I have been called to teach and that is what I am doing—in an entirely new format, as are many other teachers around the world. For the first time in more than 30 years, I am teaching without being able to see my students’ faces, to judge their understanding of the material by their expressions or body language, or to be able to easily interact with them. Schools here are closed until September, and we are teaching online. The Higher Education Council of Rwanda has presented a wonderful platform called Moodle for this, that offers a Zoom-like feature to create a virtual classroom. The platform includes easy methods for teachers to share resources, for students to submit assignments and get feedback, and for teachers to track and record attendance and grades.

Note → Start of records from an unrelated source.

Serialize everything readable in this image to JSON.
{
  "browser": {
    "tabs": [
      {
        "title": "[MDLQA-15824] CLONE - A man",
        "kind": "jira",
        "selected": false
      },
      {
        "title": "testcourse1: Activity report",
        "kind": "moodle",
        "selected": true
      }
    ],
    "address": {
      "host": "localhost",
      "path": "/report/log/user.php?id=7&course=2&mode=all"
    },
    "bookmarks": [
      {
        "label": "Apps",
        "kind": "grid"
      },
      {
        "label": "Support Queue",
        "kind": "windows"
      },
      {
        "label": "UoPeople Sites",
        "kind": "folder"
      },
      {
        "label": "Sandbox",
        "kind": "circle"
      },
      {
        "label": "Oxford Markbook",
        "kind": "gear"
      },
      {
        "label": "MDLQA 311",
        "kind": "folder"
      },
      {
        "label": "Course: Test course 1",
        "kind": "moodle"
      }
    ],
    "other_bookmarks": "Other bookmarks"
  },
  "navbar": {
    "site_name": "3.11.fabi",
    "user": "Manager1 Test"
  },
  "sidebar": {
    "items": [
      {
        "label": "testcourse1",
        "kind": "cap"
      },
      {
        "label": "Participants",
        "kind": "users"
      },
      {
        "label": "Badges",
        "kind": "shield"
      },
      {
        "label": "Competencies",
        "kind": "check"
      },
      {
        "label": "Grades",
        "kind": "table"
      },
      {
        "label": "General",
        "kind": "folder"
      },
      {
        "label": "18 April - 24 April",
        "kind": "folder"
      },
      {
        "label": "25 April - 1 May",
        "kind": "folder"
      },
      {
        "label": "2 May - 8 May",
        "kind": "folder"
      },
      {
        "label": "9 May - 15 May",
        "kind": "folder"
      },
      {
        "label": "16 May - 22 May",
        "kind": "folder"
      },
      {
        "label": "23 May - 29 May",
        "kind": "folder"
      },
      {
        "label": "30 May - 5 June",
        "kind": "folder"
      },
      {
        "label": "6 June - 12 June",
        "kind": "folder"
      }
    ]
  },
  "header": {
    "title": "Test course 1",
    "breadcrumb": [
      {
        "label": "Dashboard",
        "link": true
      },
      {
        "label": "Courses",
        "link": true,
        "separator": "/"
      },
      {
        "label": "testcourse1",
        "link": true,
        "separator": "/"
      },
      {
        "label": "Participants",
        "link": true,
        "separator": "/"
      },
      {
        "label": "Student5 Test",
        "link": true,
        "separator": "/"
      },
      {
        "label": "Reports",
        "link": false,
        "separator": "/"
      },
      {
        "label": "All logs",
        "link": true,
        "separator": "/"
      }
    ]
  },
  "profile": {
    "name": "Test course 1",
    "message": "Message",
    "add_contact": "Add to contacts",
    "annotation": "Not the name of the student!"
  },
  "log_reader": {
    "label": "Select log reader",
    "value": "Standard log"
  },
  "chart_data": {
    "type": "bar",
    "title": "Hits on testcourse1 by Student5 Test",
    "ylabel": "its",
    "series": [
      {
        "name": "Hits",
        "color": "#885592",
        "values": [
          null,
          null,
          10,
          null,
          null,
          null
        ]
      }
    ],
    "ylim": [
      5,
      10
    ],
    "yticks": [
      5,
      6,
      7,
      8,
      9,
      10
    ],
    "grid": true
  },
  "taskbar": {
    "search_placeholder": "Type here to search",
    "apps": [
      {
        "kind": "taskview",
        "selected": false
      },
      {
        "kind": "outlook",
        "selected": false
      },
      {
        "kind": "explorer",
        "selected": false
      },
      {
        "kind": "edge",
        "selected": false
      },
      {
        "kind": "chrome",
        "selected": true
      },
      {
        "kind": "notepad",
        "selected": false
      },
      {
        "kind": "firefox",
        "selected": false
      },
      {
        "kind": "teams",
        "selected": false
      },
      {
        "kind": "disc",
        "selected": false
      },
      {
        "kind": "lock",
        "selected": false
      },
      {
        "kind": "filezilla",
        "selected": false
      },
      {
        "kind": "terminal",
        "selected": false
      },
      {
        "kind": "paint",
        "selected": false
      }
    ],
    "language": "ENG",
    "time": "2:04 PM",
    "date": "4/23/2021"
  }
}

The problem is that for the students to access this platform, they must have a computer, internet access and a steady supply of electricity. Only about a third of our students have all of these essentials. That means that we, of necessity, must “jury-rig” a system that works. We are a resourceful group and have come up with a modified system. It is not ideal, but it works. We are using Moodle for sharing resources and collecting and marking assignments. Those students who do not have access to Moodle are sending their assignments to fellow students who do, and their classmates submit their assignments for them. The actual “teaching” is taking place on WhatsApp, since most students have smartphones and are able to access the internet for short periods of time. I send my lecture PowerPoints via WhatsApp along with a recorded introduction. The students read the notes and then type their questions via text messages, to which I respond. They can respond too, for a short discussion. This is challenging with complex topics like the doctrine of sin or the free will of humans within the providence of God, but it provides the opportunity to give clear, concise explanations and opens the way for further questions. It is working. There are still a few students who have no way of accessing the class and I grieve for that, but they will be able to do a face-to-face type makeup in September when classes are to resume. We are trying to be faithful to do what God has called us to do in the face of challenges, to not lose sight of the reality that God still calls us to be faithful in the midst of difficulties.
My prayer is that you are able to do the same in the midst of the chaos and confusion of life at present. These are challenging times for so many reasons, and our systems and institutions are being tested to respond to “new norms.” I pray we are all faithful to the God of all creation.
Thank you for your continued support. I could not be here without you. You are partnering with me in difficult times. I praise God for you.